The Living
- First edition
- Author: Annie Dillard
- Language: English
- Genre: Historical novel
- Publisher: HarperCollins
- Publication date: 1992
- Publication place: United States
- Media type: Print (hardback & paperback)
- Pages: 397 pp
- ISBN: 0-06-092411-X
- OCLC: 28180063

= The Living (novel) =

1992 novel by Annie Dillard

The Living is American author Annie Dillard's debut novel, a historical fiction account of European settlers and a group of Lummi natives in late 19th century Washington. The main action of the book takes place in the Puget Sound settlements of Whatcom, Old Bellingham, Sehome, and Fairhaven, which would later merge to form the city of Bellingham, Washington.

== Background ==
The Living was developed from a short story Dillard wrote 15 years prior.

As research for the novel, Dillard lived for five years in the Bellingham area, much of that time in 19th-century era accommodations. During that time, she did not read anything published after 1883. She read a memoir by a dressmaker, which helped her with period-appropriate clothing.

Dillard found it easy to write the novel from the perspective of the settlers but found writing about the Chinese-Americans, Chinese immigrants, and Indigenous peoples of the area more difficult. To research the Indigenous peoples, she talked to Lummi Salish individuals and read about Skagit peoples (now identified in upper and lower tribes). To learn more about the Chinese people of the time, she read secondary sources, as well as a "master's thesis on the expulsion of the Chinese from Bellingham." She also "used the American-history collection at Yale, and twice ... went to Washington State ... [and] bought up a whole bunch of books."

==Reception==
According to the Encyclopædia Britannica, "reviewers found in its depictions of the logging culture of the turn-of-the-20th-century Pacific Northwest the same visionary realism that distinguished the author’s nonfiction."

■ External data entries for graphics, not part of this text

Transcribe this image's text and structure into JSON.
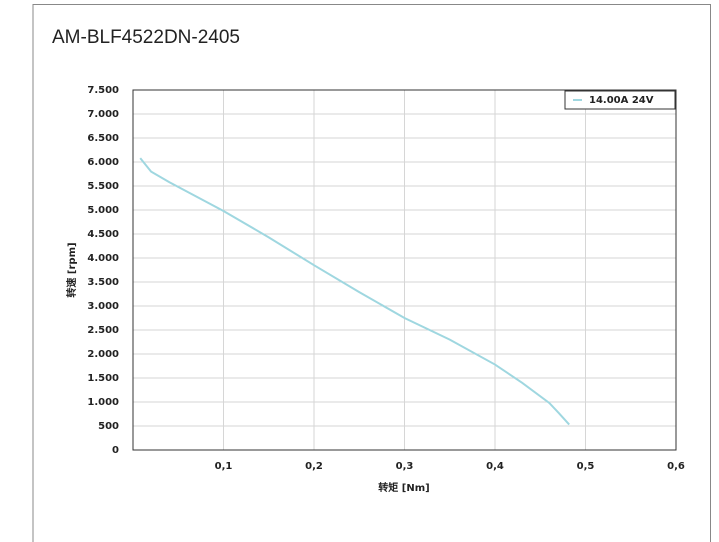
{
  "chart_data": {
    "type": "line",
    "title": "AM-BLF4522DN-2405",
    "x_label": "转矩 [Nm]",
    "y_label": "转速 [rpm]",
    "x": [
      0.008,
      0.02,
      0.04,
      0.06,
      0.1,
      0.15,
      0.2,
      0.25,
      0.3,
      0.35,
      0.4,
      0.43,
      0.46,
      0.47,
      0.482
    ],
    "series": [
      {
        "name": "14.00A 24V",
        "color": "#9fd7e0",
        "values": [
          6080,
          5800,
          5580,
          5380,
          4980,
          4430,
          3850,
          3290,
          2750,
          2300,
          1780,
          1400,
          980,
          780,
          530
        ]
      }
    ],
    "xlim": [
      0,
      0.6
    ],
    "xticks": [
      {
        "value": 0.1,
        "label": "0,1"
      },
      {
        "value": 0.2,
        "label": "0,2"
      },
      {
        "value": 0.3,
        "label": "0,3"
      },
      {
        "value": 0.4,
        "label": "0,4"
      },
      {
        "value": 0.5,
        "label": "0,5"
      },
      {
        "value": 0.6,
        "label": "0,6"
      }
    ],
    "ylim": [
      0,
      7500
    ],
    "yticks": [
      0,
      500,
      {
        "value": 1000,
        "label": "1.000"
      },
      {
        "value": 1500,
        "label": "1.500"
      },
      {
        "value": 2000,
        "label": "2.000"
      },
      {
        "value": 2500,
        "label": "2.500"
      },
      {
        "value": 3000,
        "label": "3.000"
      },
      {
        "value": 3500,
        "label": "3.500"
      },
      {
        "value": 4000,
        "label": "4.000"
      },
      {
        "value": 4500,
        "label": "4.500"
      },
      {
        "value": 5000,
        "label": "5.000"
      },
      {
        "value": 5500,
        "label": "5.500"
      },
      {
        "value": 6000,
        "label": "6.000"
      },
      {
        "value": 6500,
        "label": "6.500"
      },
      {
        "value": 7000,
        "label": "7.000"
      },
      {
        "value": 7500,
        "label": "7.500"
      }
    ],
    "grid": true,
    "legend": "upper right"
  }
}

The novel received a starred review from Kirkus Reviews, who wrote, "As usual in Dillard's work, sparkling prose and striking insights abound, though a tendency toward overdescription, plus a certain emotional distance from her many characters ... take some of the power out of her punch. Otherwise: a triumph of narrative skill and faithful research—headed for success."

The New York Timess Thomas Keneally noted that Dillard has a "tremendous gift for writing in a genuinely epic mode." He also highlighted how the novel's action "is cyclical, returning again and again to events, imbuing them with poignancy. The wealth of cherished detail is met in full by a wealth of cherished character. No fake suspense in Annie Dillard's writing. Instead the same incident enriches us over and over again." He concluded by saying, "The Living is an august celebration of human frenzy and endurance."

Mary Cantwell, also writing for The New York Times, wrote that "the language of The Living is indeed free of whorls and ridges. Puget Sound, for example, 'was the rough edge of the world, where the trees came smack down to the stones. The shore looked . . . as if the corner of the continent had got torn off right here, sometime near yesterday, and the dark trees kept on growing like nothing happened. The ocean just filled in the tear and settled down."

Clif Mason, writing for Western American Literature, started his review by stating, "The Living is, without doubt, one of the two or three books with which Annie Dillard’s name will automatically be associated long into the future; it is, both stylistically and intellectually, the culmination of everything that she has done before." After reviewing themes and comparing Dillard's style to other authors, Mason noted that "If The Living is to be faulted, it is for its plain, Flaubertian prose style ... a style that places a premium on exposition and drastically limits dialogue. In my view, this unnecessarily impedes the reader’s progress through the novel. We read page after page of exposition, watch details accrete and accrete ..., and hunger for the dialogue that could infuse the novel with drama and quicken the pace." He concludes by stating, "However, this is a debatable flaw, a minor one. The Living bears the stamp of genius. It should be read by ... everyone ... who cares about the novel as an art form."